POEME DE STEPHANIE RAMOS

Ils n’ont pas choisi l’ombre, ni la gloire ébréchée,

Ni les larmes d’un drapeau sur une tombe dressée.

Ils ont hérité d’un souffle, d’un nom trop tôt parti,

Et portent dans leurs veines un courage endormi.

Ce sont les fils, les filles, des héros anonymes,

Dont le cœur bat encore au rythme des abîmes.
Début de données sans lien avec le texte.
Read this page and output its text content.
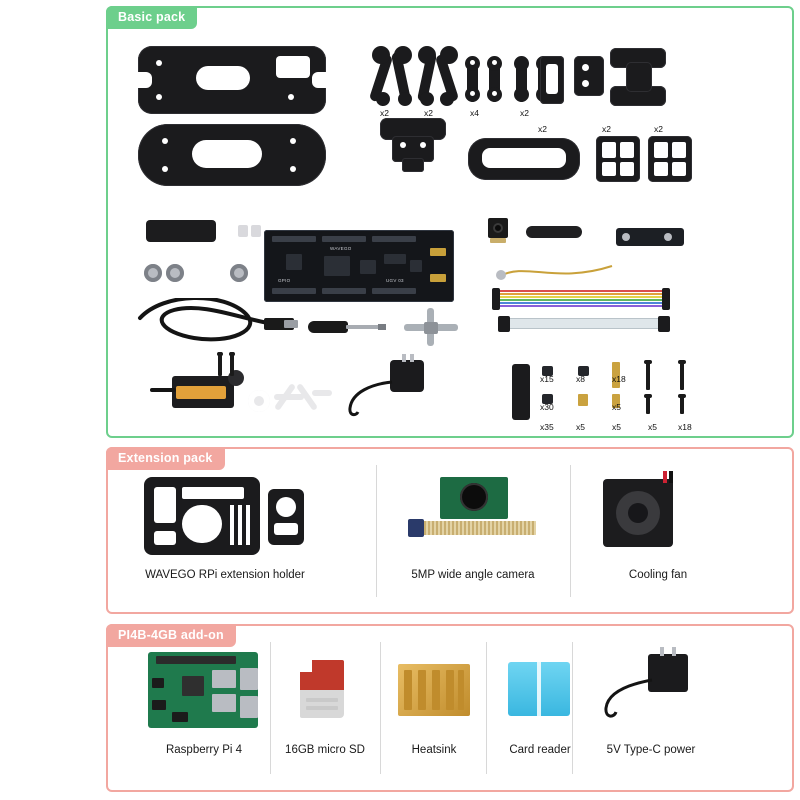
Basic pack
x2	x2	x4	x2
x2	x2	x2
WAVEGO
UGV 03
GPIO
x15	x8	x18
x30	x5
x35	x5	x5	x5 x18
Extension pack
WAVEGO RPi extension holder	5MP wide angle camera	Cooling fan
PI4B-4GB add-on
Raspberry Pi 4	16GB micro SD	Heatsink	Card reader	5V Type-C power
Ils avancent en silence, sous un ciel endeuillé,

Mais leurs pas sont trempés dans l’encre de la fierté.

Un père disparu sur la ligne de feu,

Une mère tombée pour un monde plus bleu,

Et l’enfance vacille, vacante, vacante,

Mais la mémoire veille, toujours vigilante.

Loin des grandes cérémonies, des discours éclatants,

Ils grandissent à l’ombre des absents si présents.

Un regard vers le ciel, un frisson dans la peau,

Chaque date, chaque nom, devient flambeau.

L’État les entoure d’un mot : reconnaissance.

Mais la vraie patrie, pour eux, c’est la présence

D’un geste fraternel, d’un hommage sincère,

D’une nation qui se souvient au fond de ses terres.

Ils apprennent à vivre avec des souvenirs en creux,

À faire fleurir demain sur un passé douloureux.

À transformer le manque en force déployée,

Et l’absence en lumière pour mieux se relever.

Ce sont des cœurs vaillants sous des visages calmes,

Des âmes en armure, forgées loin du vacarme.

Et même si le monde oublie parfois leurs noms,

Ils demeurent le souffle discret de la Nation.